Monday, July 2, 2007

The Nifong standard of Reasonable Doubt

When Nifong went before the North Carolina State Bar's disciplinary hearing, he was not without character witnesses to speak on his behalf. Kendra Montgomery-Blinn, a former assistant district attorney and the director of the newly established North Carolina Innocence Inquiry Commission, spoke highly of her former boss. She said the Nifong "maintained the highest threshold for deciding whether to prosecute a criminal case: He would proceed only if convinced of guilt beyond a reasonable doubt, the same standard a jury uses to convict." (The News & Observer, June 19, 2007, page 6A)

From comments Nifong made at that hearing, it appears that he still believes beyond a doubt that the 3 Lacrosse players are guilty, in the face of irrefutable DNA evidence to the contrary. The problem is, it required too little evidence to bring Nifong to his original conclusion of guilt, and once that conclusion was formed, no amount of exonerating evidence could convince him he was wrong.
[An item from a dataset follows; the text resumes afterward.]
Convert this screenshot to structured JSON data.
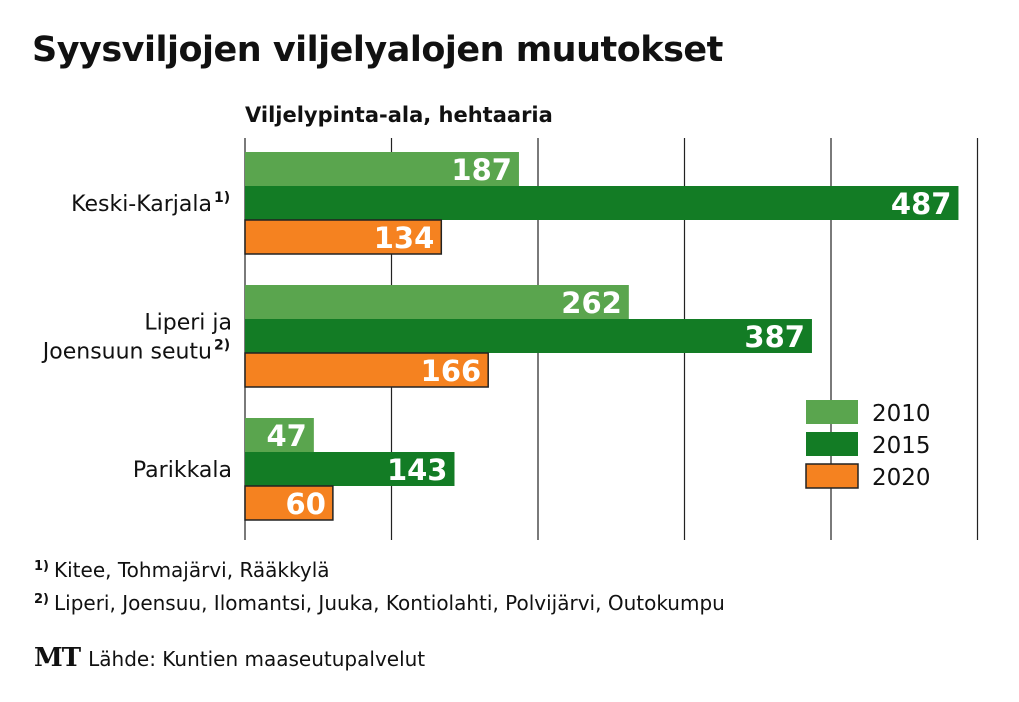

It isn't just DA's who fall prey to this inferior and degraded standard. It is played out every day in various police depatments, as veteran detectives fall prey to the foolish notion that years of experience has produced a sixth sense, a "gut feeling" that is superior to any evidence that could be found in determing who perpetrated a crime. Thus, when their investigation fails to uncover the expected evidence, they rationalize that the criminal was particularly clever, or thought he was, but not clever enough to outsmart this cop!
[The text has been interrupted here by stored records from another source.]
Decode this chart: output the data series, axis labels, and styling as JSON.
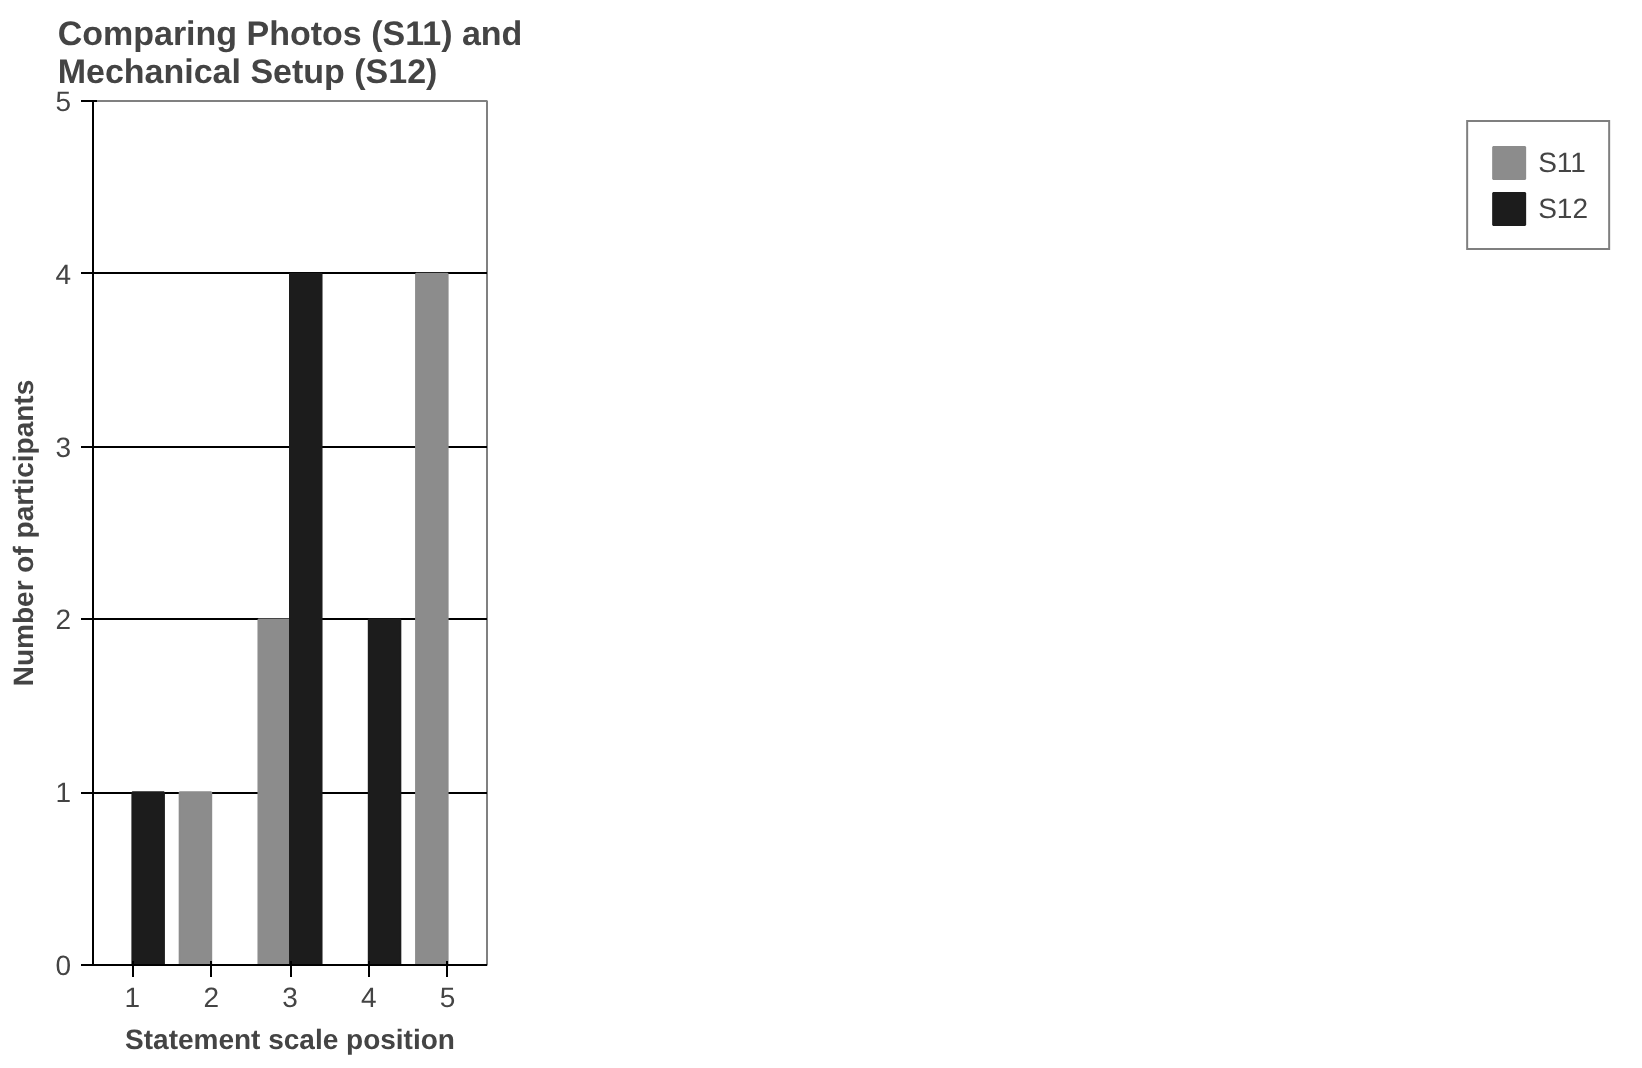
{
  "chart_data": {
    "type": "bar",
    "title": "Comparing Photos (S11) and Mechanical Setup (S12)",
    "xlabel": "Statement scale position",
    "ylabel": "Number of participants",
    "categories": [
      "1",
      "2",
      "3",
      "4",
      "5"
    ],
    "series": [
      {
        "name": "S11",
        "color": "#8c8c8c",
        "values": [
          0,
          1,
          2,
          0,
          4
        ]
      },
      {
        "name": "S12",
        "color": "#1c1c1c",
        "values": [
          1,
          0,
          4,
          2,
          0
        ]
      }
    ],
    "ylim": [
      0,
      5
    ],
    "yticks": [
      0,
      1,
      2,
      3,
      4,
      5
    ],
    "grid": "y",
    "legend": "right"
  }
}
And it is played out in hundreds of courtrooms, where jurors convene to pass judgment on the State's case, and who come to their duty armed with some basic assumptions:
  • that the police did a thorough investigation and followed all credible leads
  • that more evidence exists that couldn't be presented because of legal technicalities
  • that if any exonerating evidence existed, the defense would present it
  • that State's witnesses are inherently honest and truth-seeking, and thus would never lie or misrepresent evidence

I have no doubt that had Nifong been successful in concealing that DNA evidence, the Duke players would have been tried and convicted.